Dina Denis, Lisa Craig and Adrianne Rodgers treated the mayor to a still-in-the-works piece Tuesday in one of three rehearsal spaces at a ribbon-cutting ceremony for Spaceworks, a nonprofit real estate company that develops and manages affordable workspace for performing and visual artists.
“We had been rehearsing for about 10 years at Topaz Arts in Woodside,” said Denis, an East Elmhurst native and director of the nonprofit dance company Dance Into Light. “We like this space because it’s affordable, accessible by train and you can book online.”
With three studios and a music room spread out across 3,800 square feet, the first floor of the six-story building, at 33-02 Skillman Ave., is the first venture for Spaceworks, which receives funding through a combination of grants from the city, the Mayor’s Fund to Advance New York City and the National Endowment for the Arts, among others.
“We worked hard to respond to the different needs of different kinds of artists,” explained Executive Director Paul Parkhill, who said plans are in motion to open another 26,000-plus square feet of individualized space at four locations in Brooklyn and on Governors Island. “Performing artists tend to work in groups and need space in increments of hours.

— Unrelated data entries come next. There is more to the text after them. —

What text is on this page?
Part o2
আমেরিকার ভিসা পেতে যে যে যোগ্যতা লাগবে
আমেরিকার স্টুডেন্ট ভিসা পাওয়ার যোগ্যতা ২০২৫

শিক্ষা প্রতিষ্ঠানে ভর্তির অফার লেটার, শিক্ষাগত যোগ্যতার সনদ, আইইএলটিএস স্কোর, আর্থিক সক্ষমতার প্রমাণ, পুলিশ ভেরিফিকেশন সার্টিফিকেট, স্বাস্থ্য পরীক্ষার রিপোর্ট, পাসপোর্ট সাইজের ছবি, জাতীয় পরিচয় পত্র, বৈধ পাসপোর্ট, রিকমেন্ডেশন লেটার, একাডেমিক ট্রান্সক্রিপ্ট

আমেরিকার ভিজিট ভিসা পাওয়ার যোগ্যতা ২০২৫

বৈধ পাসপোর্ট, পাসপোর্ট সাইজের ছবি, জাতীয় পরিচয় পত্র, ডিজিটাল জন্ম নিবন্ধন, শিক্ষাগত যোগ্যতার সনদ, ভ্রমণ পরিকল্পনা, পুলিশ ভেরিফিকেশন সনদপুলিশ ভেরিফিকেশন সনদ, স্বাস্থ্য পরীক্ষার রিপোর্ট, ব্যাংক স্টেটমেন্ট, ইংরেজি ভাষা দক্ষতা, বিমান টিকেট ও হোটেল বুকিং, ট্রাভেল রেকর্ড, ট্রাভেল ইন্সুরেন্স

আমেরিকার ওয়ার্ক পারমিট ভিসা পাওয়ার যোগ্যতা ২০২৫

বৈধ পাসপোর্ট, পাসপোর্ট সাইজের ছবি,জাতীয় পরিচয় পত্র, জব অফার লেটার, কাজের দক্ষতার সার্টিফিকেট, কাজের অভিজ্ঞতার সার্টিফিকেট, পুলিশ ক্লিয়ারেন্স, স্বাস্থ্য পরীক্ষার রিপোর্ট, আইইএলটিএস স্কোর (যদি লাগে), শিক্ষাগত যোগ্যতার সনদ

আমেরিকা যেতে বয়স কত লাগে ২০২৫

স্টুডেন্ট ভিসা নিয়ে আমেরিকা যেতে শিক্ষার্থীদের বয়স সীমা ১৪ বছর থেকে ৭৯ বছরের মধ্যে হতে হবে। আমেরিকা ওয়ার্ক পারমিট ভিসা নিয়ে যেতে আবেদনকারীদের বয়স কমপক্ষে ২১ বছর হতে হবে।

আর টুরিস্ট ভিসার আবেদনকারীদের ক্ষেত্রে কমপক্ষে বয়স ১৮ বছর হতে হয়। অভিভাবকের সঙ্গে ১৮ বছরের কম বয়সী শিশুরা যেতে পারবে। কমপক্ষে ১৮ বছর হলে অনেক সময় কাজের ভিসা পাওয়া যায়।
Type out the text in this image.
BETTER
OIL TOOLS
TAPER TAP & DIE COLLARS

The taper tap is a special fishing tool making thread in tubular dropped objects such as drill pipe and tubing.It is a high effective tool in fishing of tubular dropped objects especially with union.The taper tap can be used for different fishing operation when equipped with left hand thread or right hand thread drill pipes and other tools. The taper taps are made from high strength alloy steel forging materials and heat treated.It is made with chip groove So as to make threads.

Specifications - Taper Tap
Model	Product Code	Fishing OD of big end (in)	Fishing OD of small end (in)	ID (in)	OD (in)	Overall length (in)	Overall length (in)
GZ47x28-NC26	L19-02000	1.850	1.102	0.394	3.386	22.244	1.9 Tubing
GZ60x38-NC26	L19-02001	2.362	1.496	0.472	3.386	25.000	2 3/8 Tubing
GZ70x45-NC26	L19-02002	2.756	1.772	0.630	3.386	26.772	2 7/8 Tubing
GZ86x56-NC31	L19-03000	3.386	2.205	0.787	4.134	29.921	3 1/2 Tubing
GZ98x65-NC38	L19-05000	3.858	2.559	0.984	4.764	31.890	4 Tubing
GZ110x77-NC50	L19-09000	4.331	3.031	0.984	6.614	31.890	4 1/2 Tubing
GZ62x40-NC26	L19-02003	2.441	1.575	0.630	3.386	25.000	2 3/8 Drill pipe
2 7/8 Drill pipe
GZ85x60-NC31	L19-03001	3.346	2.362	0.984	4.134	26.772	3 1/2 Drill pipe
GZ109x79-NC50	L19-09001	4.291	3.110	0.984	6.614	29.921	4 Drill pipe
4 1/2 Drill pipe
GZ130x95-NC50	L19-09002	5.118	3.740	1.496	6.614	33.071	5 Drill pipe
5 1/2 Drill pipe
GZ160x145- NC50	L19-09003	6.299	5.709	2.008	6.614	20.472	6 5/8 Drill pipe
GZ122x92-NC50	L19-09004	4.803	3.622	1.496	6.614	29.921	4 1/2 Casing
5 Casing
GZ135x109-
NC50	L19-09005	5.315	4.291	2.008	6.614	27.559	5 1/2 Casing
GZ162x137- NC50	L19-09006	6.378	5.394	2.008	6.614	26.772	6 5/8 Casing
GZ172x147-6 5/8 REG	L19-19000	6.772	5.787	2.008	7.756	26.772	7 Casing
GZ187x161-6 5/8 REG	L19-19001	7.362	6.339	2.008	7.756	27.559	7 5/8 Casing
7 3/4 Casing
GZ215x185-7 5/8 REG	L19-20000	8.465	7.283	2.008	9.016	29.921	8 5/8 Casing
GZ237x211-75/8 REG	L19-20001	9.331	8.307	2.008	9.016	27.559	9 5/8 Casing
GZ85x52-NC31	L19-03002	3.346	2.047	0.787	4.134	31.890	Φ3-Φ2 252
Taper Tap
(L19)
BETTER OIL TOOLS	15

Visual artists often work solo and they need space for longer periods of time — often years at a time.”
Parkhill said that while LIC has a longer history as a center for visual artists, the neighborhood has a blossoming scene of dancers, actors and musicians who can benefit from the $12 to $16 hourly rates Spaceworks charges.
Applicants are required to prove New York City residency and to submit a body of work for review, though Parkhill pointed out the work is not juried and the point is to support a broad spectrum of working artists.
The space is a few blocks away from LIC’s business incubator and the mayor, pointing out that arts and culture have a $21 billion impact on the city’s economy, said he saw Spaceworks as a place where both economic and cultural innovation would be fostered.
“We always talk about [how] all of these things are great; they bring tourists here. But what about us? It’s one of the reasons we live here, is to have great cultural institutions,” he said.
Bloomberg fired off a string of quips as if he were performing stand up, recounting a story about himself as a young dilettante, trying to convince his parents that if they paid for piano lessons, he would practice every day. He even offered to sit in with an experimental music group practicing in one of the studios, “but they said it would be an even bigger honor if I did not.”
“But I would have made them all look good,” he said. “Somebody has to set the curve.”